Not only does Basecamp provide the project transparency we think clients deserve, it also serves as a stunning example what a truly effective online application can achieve. We’ve found that, after using Basecamp, our clients are more interest in creating compelling experiences for their customers.”
August 4, 2004
I was just asked by June Macdonald to contribute brief comments for an article she’s writing about “online services we love”. This was my response…
Is it possible to fall in love with a piece of software? Yes it is. FeedDemon entered my life several months ago and has radically changed the way I think about the web, how I communicate, and my very conception of what it means to be connected.
FeedDemon looks a lot like Microsoft Outlook or other desktop e-mail applications, but rather than checking every ten minutes for new messages on one mail server, FeedDemon goes out every hour and checks literally hundreds of web sites, news sources, and blogs that I told it to monitor. If it finds an update, it sucks down the information and has it waiting for me when I check FeedDemon.
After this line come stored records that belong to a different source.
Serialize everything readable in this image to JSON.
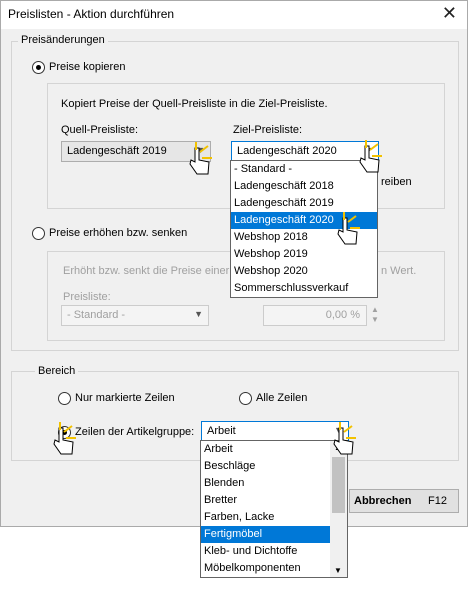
{
  "window": {
    "title": "Preislisten - Aktion durchführen",
    "close_glyph": "✕"
  },
  "price_changes": {
    "group_label": "Preisänderungen",
    "copy": {
      "label": "Preise kopieren",
      "description": "Kopiert Preise der Quell-Preisliste in die Ziel-Preisliste.",
      "source_label": "Quell-Preisliste:",
      "source_value": "Ladengeschäft 2019",
      "target_label": "Ziel-Preisliste:",
      "target_value": "Ladengeschäft 2020",
      "target_options": [
        "- Standard -",
        "Ladengeschäft 2018",
        "Ladengeschäft 2019",
        "Ladengeschäft 2020",
        "Webshop 2018",
        "Webshop 2019",
        "Webshop 2020",
        "Sommerschlussverkauf"
      ],
      "target_selected_index": 3,
      "partial_text": "reiben"
    },
    "adjust": {
      "label": "Preise erhöhen bzw. senken",
      "desc_left": "Erhöht bzw. senkt die Preise einer P",
      "desc_right": "n Wert.",
      "list_label": "Preisliste:",
      "list_value": "- Standard -",
      "percent_value": "0,00 %"
    }
  },
  "range": {
    "group_label": "Bereich",
    "marked_rows_label": "Nur markierte Zeilen",
    "all_rows_label": "Alle Zeilen",
    "group_rows_label": "Zeilen der Artikelgruppe:",
    "group_value": "Arbeit",
    "group_options": [
      "Arbeit",
      "Beschläge",
      "Blenden",
      "Bretter",
      "Farben, Lacke",
      "Fertigmöbel",
      "Kleb- und Dichtoffe",
      "Möbelkomponenten"
    ],
    "group_selected_index": 5
  },
  "footer": {
    "cancel_label": "Abbrechen",
    "cancel_hotkey": "F12"
  }
}
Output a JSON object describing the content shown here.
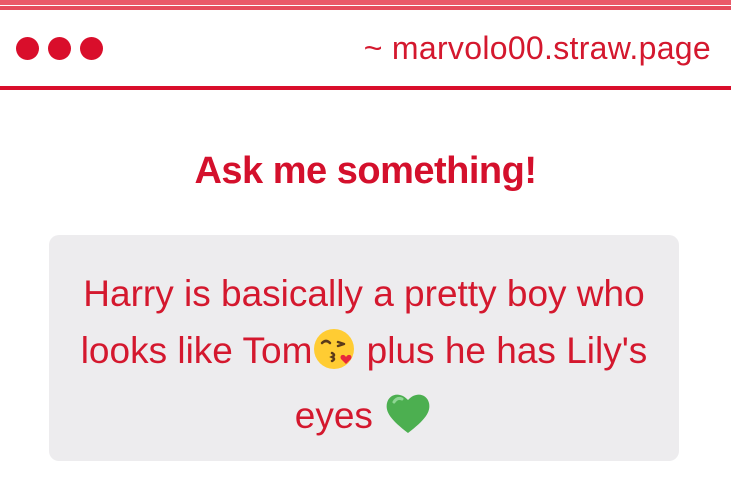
{
  "window": {
    "url": "~ marvolo00.straw.page",
    "dots": [
      "window-dot",
      "window-dot",
      "window-dot"
    ]
  },
  "page": {
    "heading": "Ask me something!",
    "question": {
      "part1": "Harry is basically a pretty boy who looks like Tom",
      "emoji1": "😘",
      "part2": " plus he has Lily's eyes ",
      "emoji2": "💚"
    }
  },
  "colors": {
    "accent": "#d90e2b",
    "text": "#d4182e",
    "card_bg": "#edecee",
    "emoji_kiss": "#ffcc33",
    "emoji_heart": "#4caf50"
  }
}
I now keep track of over 275 websites in almost real-time. There is no other way to be so wired.
And best of all, the underlying technology (XML feeds in RSS or Atom formats) is essentially spam free and one hundred percent permission-based.
William Gibson famously stated that “the future is already here, it’s just not evenly distributed.” Well, if you want to live in the future now, download FeedDemon. In two weeks e-mail and the web will feel very old fashioned indeed.
(And no, creator Nick Bradbury didn’t pay me to say any of this.)
August 1, 2004
“Objects aren’t simple any more. They don’t just turn or push. They behave. And these behaviors are often played out over many steps, in particular orders. And each step is an opportunity for failure. Through the work that my colleagues conducted on business value and user experience, I learned the six sigma concept of ‘rolled throughput yield.’…
Basically, this means that the more steps you take, the likelier failure is. Even each step has a high probability of success, when you add them up, the likelihood someone can get through all of it becomes startlingly low.”
Another way of thinking about this (from more of a marketing and sales mindset) is “the more people you lose at any given step in your sales funnel, the worse your overall results”.